1

I'm currently working on a script which takes a file as an input. The input file looks like this:

ECHANTILLON GENOTYPE    
CAN1        genotype1   
CAN2        genotype1   
CAN3        genotype1   
EUG1        genotype2   
EUG2        genotype2   
EUG3        genotype2   
EUG4        genotype2

What I want to do is to create a hash with:

  • a first key as the GENOTYPE column and
  • a second key called "sample" which would point to the "ECHANTILLON" column. Its value would thus give for example CAN1, CAN2...

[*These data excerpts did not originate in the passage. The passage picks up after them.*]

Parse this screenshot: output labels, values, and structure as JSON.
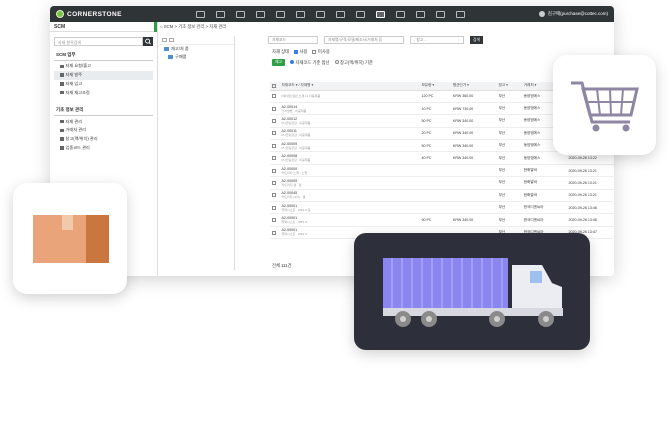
{
  "app": {
    "logo_text": "CORNERSTONE",
    "user_email": "김구매(purchase@cottec.com)"
  },
  "colors": {
    "accent": "#2f9e44",
    "dark": "#2f3437",
    "link": "#3b7ddd",
    "truck_card": "#2d2f3a",
    "truck_body": "#8b85f0"
  },
  "sidebar": {
    "title": "SCM",
    "search_placeholder": "자재 항목검색",
    "groups": [
      {
        "label": "SCM 업무",
        "items": [
          "자재 요청/출고",
          "자재 발주",
          "자재 입고",
          "자재 재고조정"
        ]
      },
      {
        "label": "기초 정보 관리",
        "items": [
          "자재 관리",
          "거래처 관리",
          "창고(랙/위치) 관리",
          "업종코드 관리"
        ]
      }
    ]
  },
  "breadcrumb": "⌂ SCM > 기초 정보 관리 > 자재 관리",
  "tree": {
    "root": "재고/처 품",
    "child": "구매품"
  },
  "filters": {
    "code_placeholder": "자재코드",
    "name_placeholder": "자재명/규격/모델/제조사/거래처 등",
    "select_value": "- 창고 -",
    "search_label": "검색"
  },
  "status": {
    "label": "자재 상태",
    "options": [
      "사용",
      "미사용"
    ]
  },
  "stock_filter": {
    "badge": "재고",
    "options": [
      "자재코드 기준 합산",
      "창고(랙/위치) 기준"
    ]
  },
  "table": {
    "headers": [
      "",
      "자재코드 ▾ / 자재명 ▾",
      "",
      "보유량 ▾",
      "평균단가 ▾",
      "창고 ▾",
      "거래처 ▾",
      "",
      ""
    ],
    "rows": [
      {
        "code": "",
        "name": "[에이형] 일반 소재 12 이웅제품",
        "qty": "120 PC",
        "price": "KRW 360.00",
        "wh": "부산",
        "vendor": "동양엠에스",
        "date": "2020-09-26 13:20"
      },
      {
        "code": "A2-00014",
        "name": "가서쌍밤 · 이웅제품",
        "qty": "10 PC",
        "price": "KRW 730.00",
        "wh": "부산",
        "vendor": "동양엠에스",
        "date": "2020-09-26 13:21"
      },
      {
        "code": "A2-00012",
        "name": "PU코팅장갑 · 이웅제품",
        "qty": "50 PC",
        "price": "KRW 340.00",
        "wh": "부산",
        "vendor": "동양엠에스",
        "date": "2020-09-26 13:21"
      },
      {
        "code": "A2-00011",
        "name": "PU코팅장갑 · 이웅제품",
        "qty": "20 PC",
        "price": "KRW 340.00",
        "wh": "부산",
        "vendor": "동양엠에스",
        "date": "2020-09-26 13:22"
      },
      {
        "code": "A2-00009",
        "name": "PU코팅장갑 · 이웅제품",
        "qty": "50 PC",
        "price": "KRW 340.00",
        "wh": "부산",
        "vendor": "동양엠에스",
        "date": "2020-09-26 13:22"
      },
      {
        "code": "A2-00008",
        "name": "PU코팅장갑 · 이웅제품",
        "qty": "40 PC",
        "price": "KRW 340.00",
        "wh": "부산",
        "vendor": "동양엠에스",
        "date": "2020-09-26 13:22"
      },
      {
        "code": "A2-00000",
        "name": "카트리지 노즐 · 노즐",
        "qty": "",
        "price": "",
        "wh": "부산",
        "vendor": "한화알바",
        "date": "2020-09-26 13:21"
      },
      {
        "code": "A2-00005",
        "name": "카트리지 캡 · 캡",
        "qty": "",
        "price": "",
        "wh": "부산",
        "vendor": "한화알바",
        "date": "2020-09-26 13:21"
      },
      {
        "code": "A2-00045",
        "name": "카트리지 (4리) · 캡",
        "qty": "",
        "price": "",
        "wh": "부산",
        "vendor": "한화알바",
        "date": "2020-09-26 13:21"
      },
      {
        "code": "A2-00001",
        "name": "플렉시스트 · WP1.5 등",
        "qty": "",
        "price": "",
        "wh": "부산",
        "vendor": "한국디엔씨아",
        "date": "2020-09-26 13:46"
      },
      {
        "code": "A2-00001",
        "name": "플렉시스트 · WP1.5",
        "qty": "90 PC",
        "price": "KRW 340.00",
        "wh": "부산",
        "vendor": "한국디엔씨아",
        "date": "2020-09-26 13:46"
      },
      {
        "code": "A2-00001",
        "name": "플렉시스트 · WP1.5",
        "qty": "",
        "price": "",
        "wh": "부산",
        "vendor": "한국디엔씨아",
        "date": "2020-09-26 13:47"
      }
    ]
  },
  "total": "전체 111건",
  "icons": {
    "box": "package-box-icon",
    "cart": "shopping-cart-icon",
    "truck": "delivery-truck-icon"
  }
}
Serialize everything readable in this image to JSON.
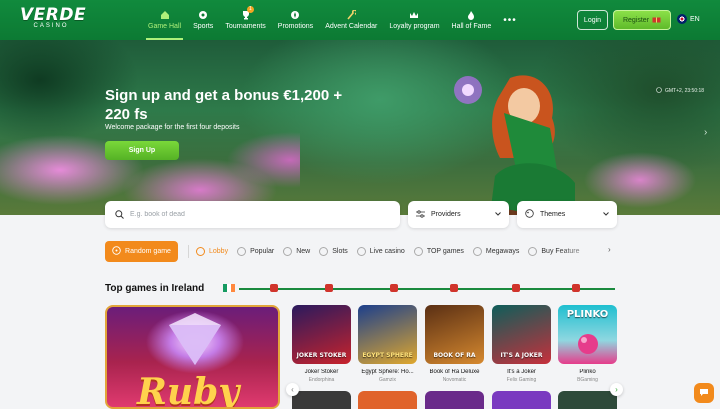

Here is what my script looks like:

#!/usr/local/perl-5.24.0/bin/perl
use warnings;
use strict;

use Data::Dumper;
use feature qw{ say };
use Getopt::Long; 



my $list_geno;

GetOptions("g|input=s"=>\$list_geno);
my %hash_geno_group;

open(GENOTYPED,"<$list_geno") or die ("Cannot open $list_geno\n");
while (defined(my $l1= <GENOTYPED>)) 
    {
        my @geno_group_infos = split(m/\t/,$l1); 
        next if ($l1 =~ m/^ECHANTILLON/); 
        chomp($l1);
        my $sample_nm = $geno_group_infos[0]; 
        my $sample_geno_group = $geno_group_infos[1]; 
        push @{ $hash_geno_group{$sample_geno_group}{"sample"} },$sample_nm;
        foreach $sample_geno_group (keys (%hash_geno_group)){
            foreach $sample_nm (values %{$hash_geno_group{%{$sample_geno_group}{"sample"}}}){
            print $sample_geno_group, "\t" ,  $sample_nm, "\n";
}
}
}


close(GENOTYPED);
exit;

I tried to check what returns the print of $sample_nm variable but it returns me as an error

Can't use string ("genotype1") as a HASH ref while "strict refs" in use at Test.pl line 27, "GENOTYPED" line 2". 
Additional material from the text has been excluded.